How the Lebanese public sees it: social resentment, an equity crisis
In a country where the 2019 financial crisis pushed nearly half the population below the poverty line, where social security unraveled, and where private insurance premiums skyrocketed, many Lebanese view perceived “benefits” for refugees very unfavorably. The sense of injustice is especially sharp in border regions, among the most deprived in the country. Add to this a painful memory of the civil war. “Serves them right. They come here and benefit from a system that grants them things no longer granted to us. Our children can’t even get a decent hospital room without paying a fortune,” says Fadi S., 52, a Bekaa resident, interviewed by Ici Beyrouth. This equity dissonance—refugees sometimes better covered than poor Lebanese—long acted as a social safety valve; paradoxically, removing it abruptly does not fix the injustice: it creates a double penalty, for the refugee deprived of care and for the Lebanese who inherit jammed ERs and even more depleted public services.

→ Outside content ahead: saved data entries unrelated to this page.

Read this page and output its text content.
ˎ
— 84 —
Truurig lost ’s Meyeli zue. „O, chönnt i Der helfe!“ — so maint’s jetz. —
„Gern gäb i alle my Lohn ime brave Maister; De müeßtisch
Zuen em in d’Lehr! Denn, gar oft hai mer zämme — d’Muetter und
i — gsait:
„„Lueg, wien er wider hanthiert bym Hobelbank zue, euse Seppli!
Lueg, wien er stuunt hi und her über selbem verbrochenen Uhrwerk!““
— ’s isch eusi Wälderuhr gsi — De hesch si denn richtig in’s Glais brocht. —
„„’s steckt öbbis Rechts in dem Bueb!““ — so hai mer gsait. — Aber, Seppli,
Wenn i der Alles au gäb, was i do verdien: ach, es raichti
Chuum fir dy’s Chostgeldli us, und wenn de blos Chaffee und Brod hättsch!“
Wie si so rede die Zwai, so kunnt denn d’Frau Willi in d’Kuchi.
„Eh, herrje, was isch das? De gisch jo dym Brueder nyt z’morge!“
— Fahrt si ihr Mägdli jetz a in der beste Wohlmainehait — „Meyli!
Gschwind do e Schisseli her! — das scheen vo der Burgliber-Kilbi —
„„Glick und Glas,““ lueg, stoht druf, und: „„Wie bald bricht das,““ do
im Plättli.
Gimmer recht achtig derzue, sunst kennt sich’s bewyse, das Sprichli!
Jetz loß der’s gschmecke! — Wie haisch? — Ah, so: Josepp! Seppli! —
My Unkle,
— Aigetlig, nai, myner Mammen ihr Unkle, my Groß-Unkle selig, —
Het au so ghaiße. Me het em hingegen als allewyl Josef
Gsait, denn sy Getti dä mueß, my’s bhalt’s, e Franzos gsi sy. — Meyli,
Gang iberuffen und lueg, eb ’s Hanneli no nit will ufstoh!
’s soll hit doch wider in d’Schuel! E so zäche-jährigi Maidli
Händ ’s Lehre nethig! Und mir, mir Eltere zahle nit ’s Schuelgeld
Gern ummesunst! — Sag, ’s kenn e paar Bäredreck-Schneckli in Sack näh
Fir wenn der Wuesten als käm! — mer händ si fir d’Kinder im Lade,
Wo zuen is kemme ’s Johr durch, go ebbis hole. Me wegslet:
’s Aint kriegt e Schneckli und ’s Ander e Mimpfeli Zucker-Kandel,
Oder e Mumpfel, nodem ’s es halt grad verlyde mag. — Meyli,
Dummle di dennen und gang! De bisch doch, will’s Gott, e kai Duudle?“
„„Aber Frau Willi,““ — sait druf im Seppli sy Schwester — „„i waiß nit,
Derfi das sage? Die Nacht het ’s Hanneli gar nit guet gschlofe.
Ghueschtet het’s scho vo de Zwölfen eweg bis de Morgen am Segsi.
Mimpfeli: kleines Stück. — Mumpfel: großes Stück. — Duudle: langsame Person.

Knock-on effects: from district hospitals to tertiary centers
Peripheral hospitals triage and transfer; tertiary centers absorb the heavy cases. When one stalls, the other saturates. Result: delays on scheduled surgeries, disruptions in cancer pathways, loss of chance for stroke patients, dialysis stoppages due to missing kits—costs that end up even higher for the system.

Immediate pathways
In the short term, a strictly ring-fenced bridging fund for “life-saving” care (maternities, major emergencies, short ICU stays) with ex-post control; expansion of primary care and mobile clinics across all governorates; a prioritized list of chronic-disease medicines at capped prices distributed via accredited centers. These levers won’t erase the crisis, but they slow its slide into a nationwide health catastrophe.

The illusion of savings
Counting the money “saved” by closing hospital doors to refugees forgets the deferred bill: complications, sequelae, avoidable deaths—plus the political cost of a social anger seeking a scapegoat. Border areas will be the forward post, but the entire country will pay if the hospital link is allowed to break. Cutting today is not saving—it is advancing a health and social debt at usurious interest.